Тем, кто называет эрос Античности телесным чувством, которое не идет дальше жара в крови, стоило бы вспомнить и многие стихи Проперция. Вот он прямо говорит о своей возлюбленной, гетере Кинфии:
- Но не фигура ее довела меня, Басс, до безумия;
- Большее есть, от чего сладко сходить мне с ума:
- Ум благородный ее, совершенство в искусствах, а также
- Грация неги живой, скрытая тканью одежд.
Любовь его – и телесное и духовное влечение, тяга и к ее грации, красоте – и к благородству ее ума, к ее совершенству в искусствах. Калокагатия уже перестает быть смутным и неразделимым единством, она как бы получает структуру, начинает кристаллизоваться внутри себя, члениться на «доли». Любовь тут – сложное чувство, уже «цивилизованное», как бы состоящее из разных потоков. И это слияние в ней разных потоков уже ярко осознается, и поэт как бы специально говорит об этом несколько раз.

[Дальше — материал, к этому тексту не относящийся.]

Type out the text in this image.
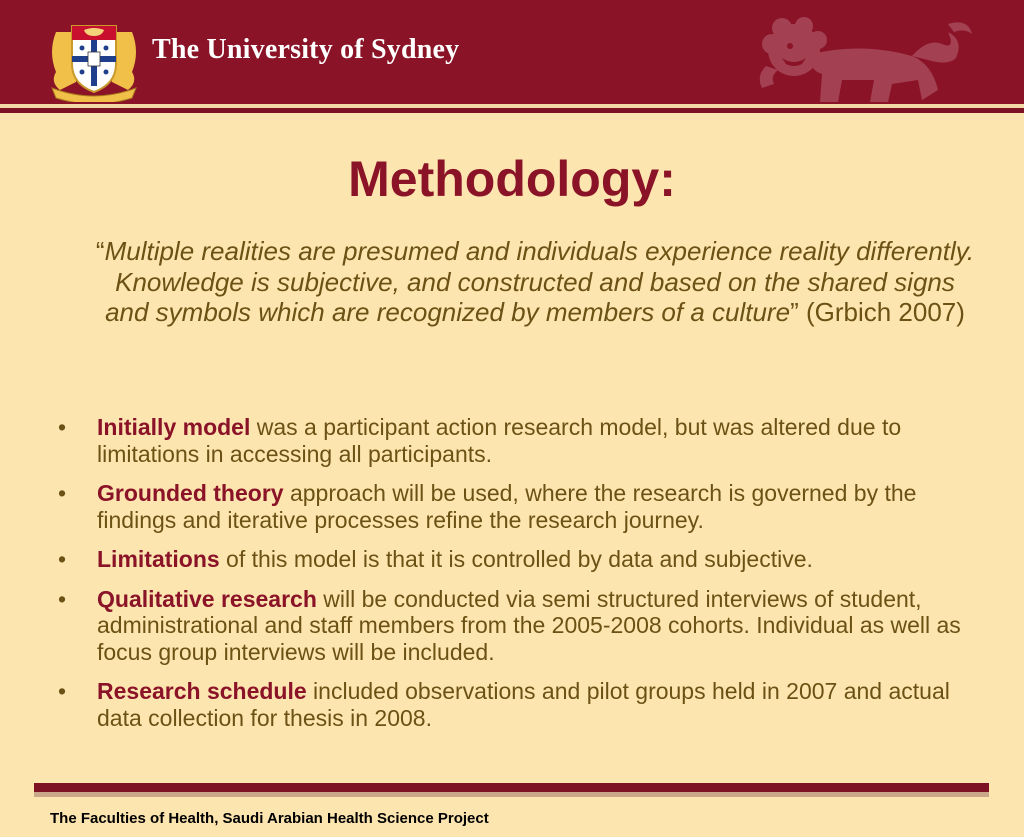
The University of Sydney
Methodology:
“Multiple realities are presumed and individuals experience reality differently. Knowledge is subjective, and constructed and based on the shared signs and symbols which are recognized by members of a culture” (Grbich 2007)
• Initially model was a participant action research model, but was altered due to limitations in accessing all participants.
• Grounded theory approach will be used, where the research is governed by the findings and iterative processes refine the research journey.
• Limitations of this model is that it is controlled by data and subjective.
• Qualitative research will be conducted via semi structured interviews of student, administrational and staff members from the 2005-2008 cohorts. Individual as well as focus group interviews will be included.
• Research schedule included observations and pilot groups held in 2007 and actual data collection for thesis in 2008.
The Faculties of Health, Saudi Arabian Health Science Project
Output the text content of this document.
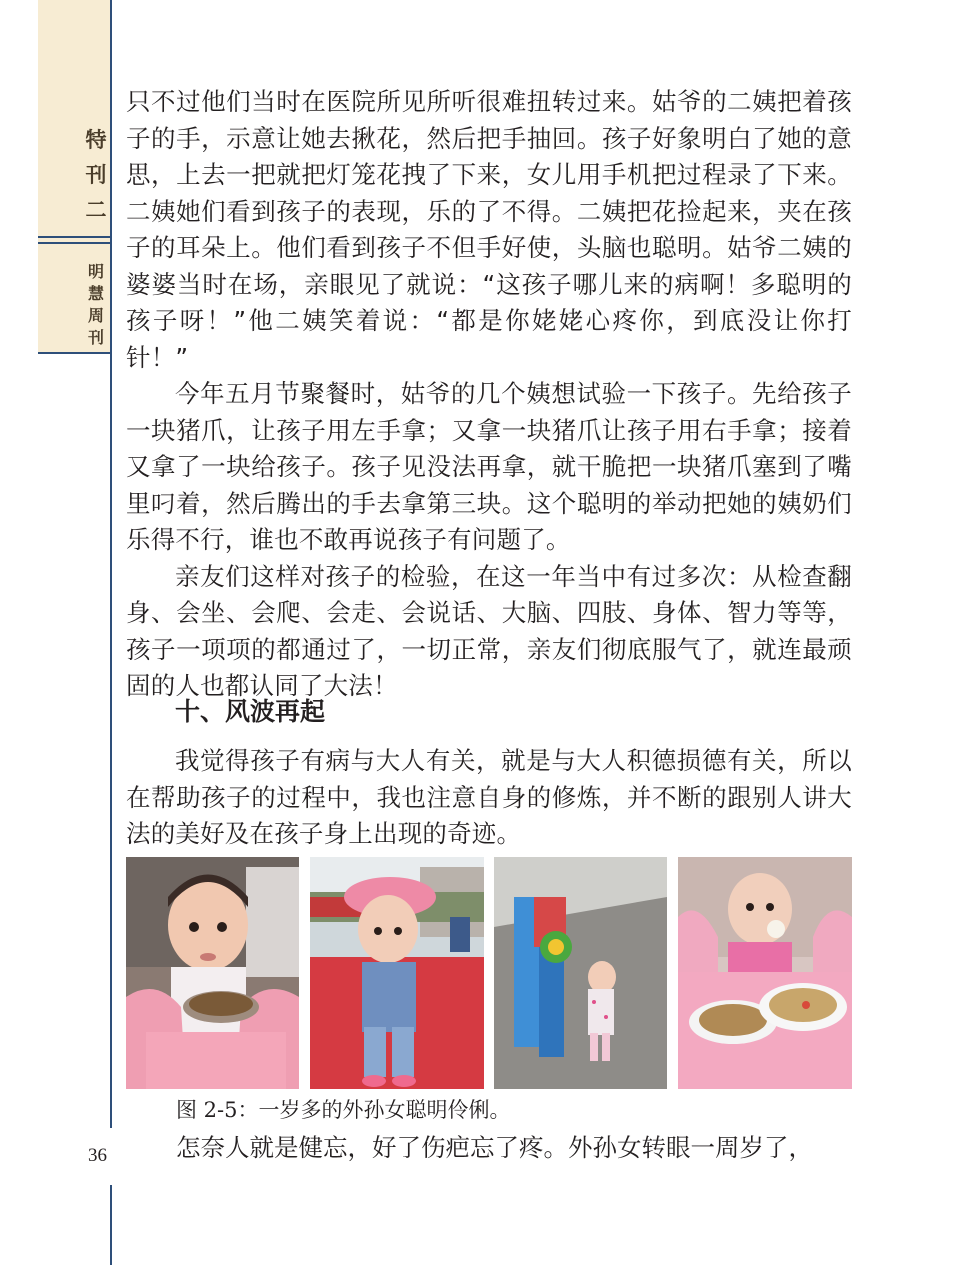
特
刊
二
明
慧
周
刊

只不过他们当时在医院所见所听很难扭转过来。姑爷的二姨把着孩子的手，示意让她去揪花，然后把手抽回。孩子好象明白了她的意思，上去一把就把灯笼花拽了下来，女儿用手机把过程录了下来。二姨她们看到孩子的表现，乐的了不得。二姨把花捡起来，夹在孩子的耳朵上。他们看到孩子不但手好使，头脑也聪明。姑爷二姨的婆婆当时在场，亲眼见了就说：“这孩子哪儿来的病啊！多聪明的孩子呀！”他二姨笑着说：“都是你姥姥心疼你，到底没让你打针！”

今年五月节聚餐时，姑爷的几个姨想试验一下孩子。先给孩子一块猪爪，让孩子用左手拿；又拿一块猪爪让孩子用右手拿；接着又拿了一块给孩子。孩子见没法再拿，就干脆把一块猪爪塞到了嘴里叼着，然后腾出的手去拿第三块。这个聪明的举动把她的姨奶们乐得不行，谁也不敢再说孩子有问题了。

亲友们这样对孩子的检验，在这一年当中有过多次：从检查翻身、会坐、会爬、会走、会说话、大脑、四肢、身体、智力等等，孩子一项项的都通过了，一切正常，亲友们彻底服气了，就连最顽固的人也都认同了大法！

十、风波再起

我觉得孩子有病与大人有关，就是与大人积德损德有关，所以在帮助孩子的过程中，我也注意自身的修炼，并不断的跟别人讲大法的美好及在孩子身上出现的奇迹。

图 2-5：一岁多的外孙女聪明伶俐。
怎奈人就是健忘，好了伤疤忘了疼。外孙女转眼一周岁了，
36
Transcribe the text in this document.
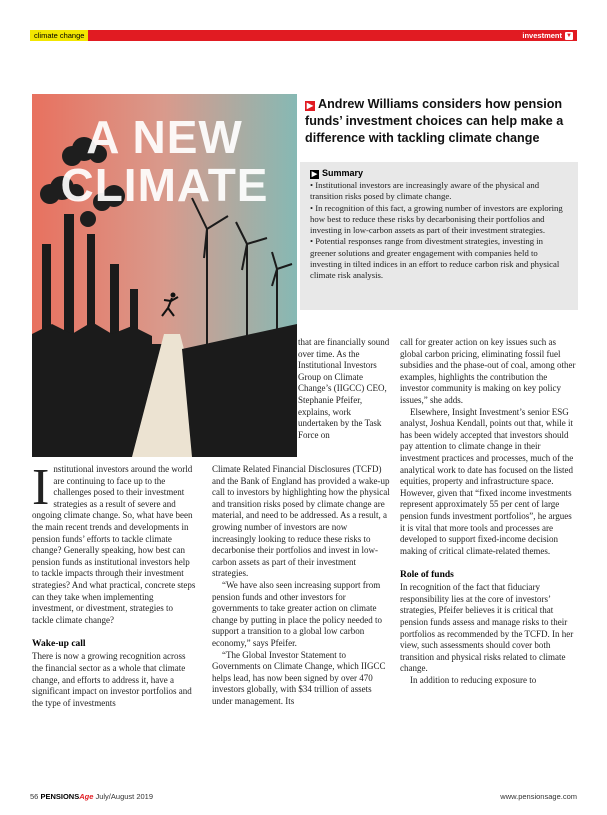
climate change	investment ▼
A NEW
CLIMATE
▶ Andrew Williams considers how pension funds’ investment choices can help make a difference with tackling climate change
▶ Summary

• Institutional investors are increasingly aware of the physical and transition risks posed by climate change.

• In recognition of this fact, a growing number of investors are exploring how best to reduce these risks by decarbonising their portfolios and investing in low-carbon assets as part of their investment strategies.

• Potential responses range from divestment strategies, investing in greener solutions and greater engagement with companies held to investing in tilted indices in an effort to reduce carbon risk and physical climate risk analysis.

Institutional investors around the world are continuing to face up to the challenges posed to their investment strategies as a result of severe and ongoing climate change. So, what have been the main recent trends and developments in pension funds’ efforts to tackle climate change? Generally speaking, how best can pension funds as institutional investors help to tackle impacts through their investment strategies? And what practical, concrete steps can they take when implementing investment, or divestment, strategies to tackle climate change?

Wake-up call

There is now a growing recognition across the financial sector as a whole that climate change, and efforts to address it, have a significant impact on investor portfolios and the type of investments

that are financially sound over time. As the Institutional Investors Group on Climate Change’s (IIGCC) CEO, Stephanie Pfeifer, explains, work undertaken by the Task Force on

Climate Related Financial Disclosures (TCFD) and the Bank of England has provided a wake-up call to investors by highlighting how the physical and transition risks posed by climate change are material, and need to be addressed. As a result, a growing number of investors are now increasingly looking to reduce these risks to decarbonise their portfolios and invest in low-carbon assets as part of their investment strategies.

“We have also seen increasing support from pension funds and other investors for governments to take greater action on climate change by putting in place the policy needed to support a transition to a global low carbon economy,” says Pfeifer.

“The Global Investor Statement to Governments on Climate Change, which IIGCC helps lead, has now been signed by over 470 investors globally, with $34 trillion of assets under management. Its

call for greater action on key issues such as global carbon pricing, eliminating fossil fuel subsidies and the phase-out of coal, among other examples, highlights the contribution the investor community is making on key policy issues,” she adds.

Elsewhere, Insight Investment’s senior ESG analyst, Joshua Kendall, points out that, while it has been widely accepted that investors should pay attention to climate change in their investment practices and processes, much of the analytical work to date has focused on the listed equities, property and infrastructure space. However, given that “fixed income investments represent approximately 55 per cent of large pension funds investment portfolios”, he argues it is vital that more tools and processes are developed to support fixed-income decision making of critical climate-related themes.

Role of funds

In recognition of the fact that fiduciary responsibility lies at the core of investors’ strategies, Pfeifer believes it is critical that pension funds assess and manage risks to their portfolios as recommended by the TCFD. In her view, such assessments should cover both transition and physical risks related to climate change.

In addition to reducing exposure to

56 PENSIONSAge July/August 2019	www.pensionsage.com
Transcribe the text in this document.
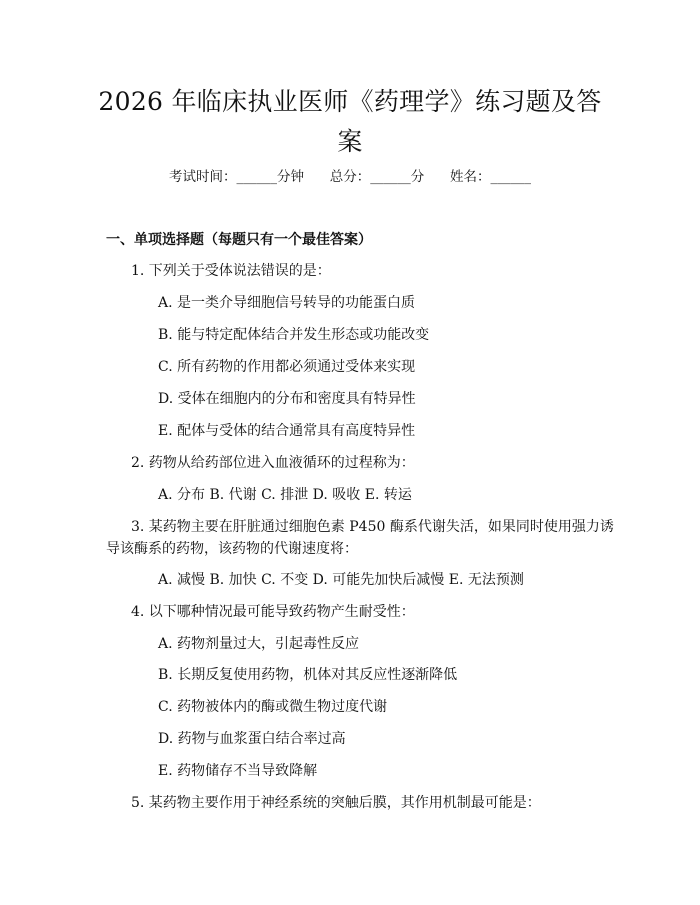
2026 年临床执业医师《药理学》练习题及答
案
考试时间：______分钟      总分：______分      姓名：______
一、单项选择题（每题只有一个最佳答案）
1. 下列关于受体说法错误的是：
A. 是一类介导细胞信号转导的功能蛋白质
B. 能与特定配体结合并发生形态或功能改变
C. 所有药物的作用都必须通过受体来实现
D. 受体在细胞内的分布和密度具有特异性
E. 配体与受体的结合通常具有高度特异性
2. 药物从给药部位进入血液循环的过程称为：
A. 分布 B. 代谢 C. 排泄 D. 吸收 E. 转运
3. 某药物主要在肝脏通过细胞色素 P450 酶系代谢失活，如果同时使用强力诱
导该酶系的药物，该药物的代谢速度将：
A. 减慢 B. 加快 C. 不变 D. 可能先加快后减慢 E. 无法预测
4. 以下哪种情况最可能导致药物产生耐受性：
A. 药物剂量过大，引起毒性反应
B. 长期反复使用药物，机体对其反应性逐渐降低
C. 药物被体内的酶或微生物过度代谢
D. 药物与血浆蛋白结合率过高
E. 药物储存不当导致降解
5. 某药物主要作用于神经系统的突触后膜，其作用机制最可能是：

Это совершенно новое чувство, которого почти не могло быть несколько веков назад. И рождение этого чувства – звено в цепи тех огромных психологических и социальных переворотов, которые происходят во времена эллинизма в человеке и в обществе.
Древний синкретизм жизни начинает тогда быстро распадаться, – первые шаги этого распада можно было заметить и в классическую эпоху. Неразвитость личности, узость людских связей постепенно уходит в историю. Разделение труда растет, общество все больше дробится на слои и ячейки, социальная и частная жизнь усложняется, растет соревновательность людей, их борьба между собой. Рабский труд делается фундаментом общества и начинает взламывать его изнутри, на авансцену жизни выходят очень сложные товарно-денежные связи, которые резко меняют и отношения людей, и – через передаточные звенья – их мораль, психологию, и всю систему жизненных ценностей.
Центробежные силы, разрывающие общество, все больше нарастают. Внутренний разлад пронизывает жизнь во всех измерениях. Смутное единство личности и общества пропадает, старый монолит дробится, его раскалывают миллионы трещин, и глыба делается внутри мозаикой.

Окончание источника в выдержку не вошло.